Now, bear with me: I do think that, no matter your goal, using the power of ‘manifesting’ will undoubtedly help you get there. It turns your attention on what you’re looking for. If you want a new job, but you aren’t looking for opportunities, you’ll have a harder time achieving that dream. But if you’re tuned in, believing the opportunity is coming — expecting it to come — you’re much more likely to actually see it when and if it does come! But it’s the ‘and if’ part that’s critical. There is a level of luck to any amount of success; that’s just the way things work. If the opportunity never actually comes, it doesn’t matter how hard you work or how clearly you manifest, you can’t take an opportunity that isn’t there. 
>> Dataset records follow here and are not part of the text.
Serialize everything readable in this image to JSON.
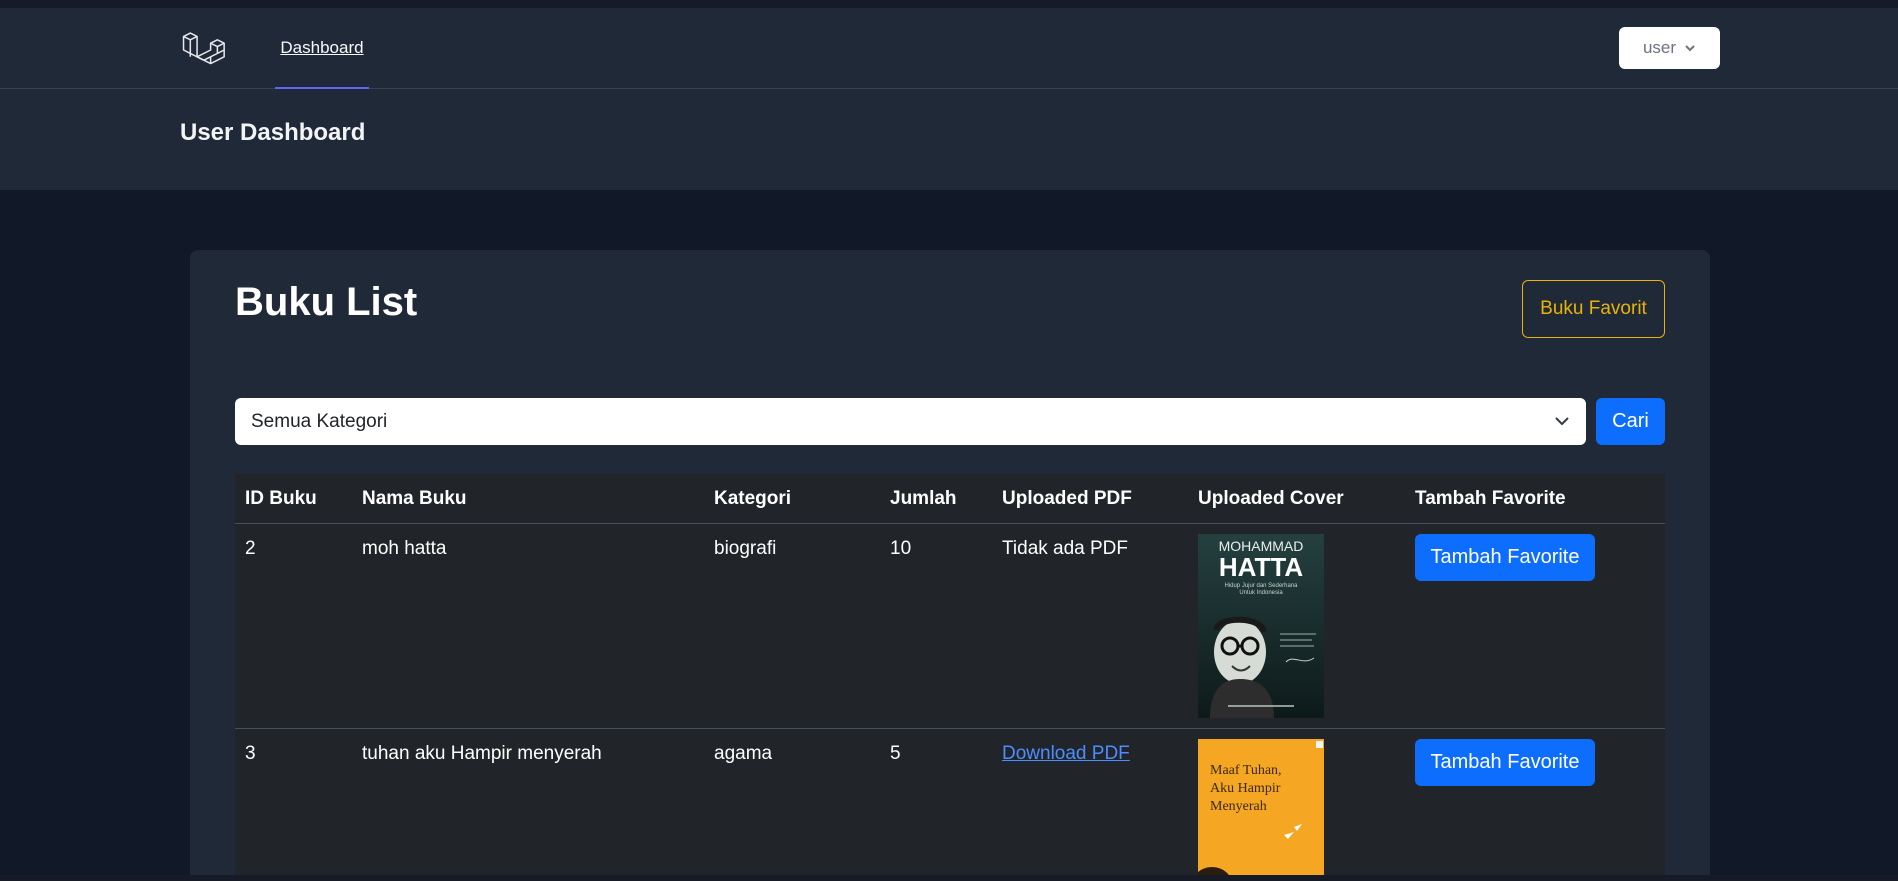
{
  "nav": {
    "link_label": "Dashboard",
    "user_label": "user",
    "user_chevron_icon": "chevron-down-icon",
    "logo_icon": "laravel-logo-icon"
  },
  "header": {
    "title": "User Dashboard"
  },
  "card": {
    "title": "Buku List",
    "favorites_button": "Buku Favorit"
  },
  "filter": {
    "selected": "Semua Kategori",
    "search_button": "Cari"
  },
  "table": {
    "headers": [
      "ID Buku",
      "Nama Buku",
      "Kategori",
      "Jumlah",
      "Uploaded PDF",
      "Uploaded Cover",
      "Tambah Favorite"
    ],
    "rows": [
      {
        "id": "2",
        "name": "moh hatta",
        "category": "biografi",
        "qty": "10",
        "pdf": "Tidak ada PDF",
        "action": "Tambah Favorite",
        "cover": {
          "line1": "MOHAMMAD",
          "line2": "HATTA",
          "subtitle1": "Hidup Jujur dan Sederhana",
          "subtitle2": "Untuk Indonesia"
        }
      },
      {
        "id": "3",
        "name": "tuhan aku Hampir menyerah",
        "category": "agama",
        "qty": "5",
        "pdf": "Download PDF",
        "action": "Tambah Favorite",
        "cover": {
          "line1": "Maaf Tuhan,",
          "line2": "Aku Hampir",
          "line3": "Menyerah"
        }
      }
    ]
  },
  "colors": {
    "page_bg": "#111827",
    "panel_bg": "#1f2937",
    "table_bg": "#212529",
    "primary": "#0d6efd",
    "warning": "#eab308",
    "link": "#4c8dff"
  }
}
Luck, hard work, and belief (or manifestation!) — these three are necessary for success. If you don’t believe you can, if you don’t visualize and expect good things to come, you won’t work as hard and you won’t notice when those good things do arrive. And if you don’t work hard, it won’t matter how much luck you get, it won’t do you much good. But if you do the work, belief profoundly in yourself, AND get lucky — well then, that’s where real success rings.

But we can’t blame a person who doesn’t have that luck. That’s the distinction I think is essential to make. We can manifest all we want, but let’s not use that as a reason to abandon compassion. We need to have grace with others — and with ourselves. Manifesting, after all, ain’t easy.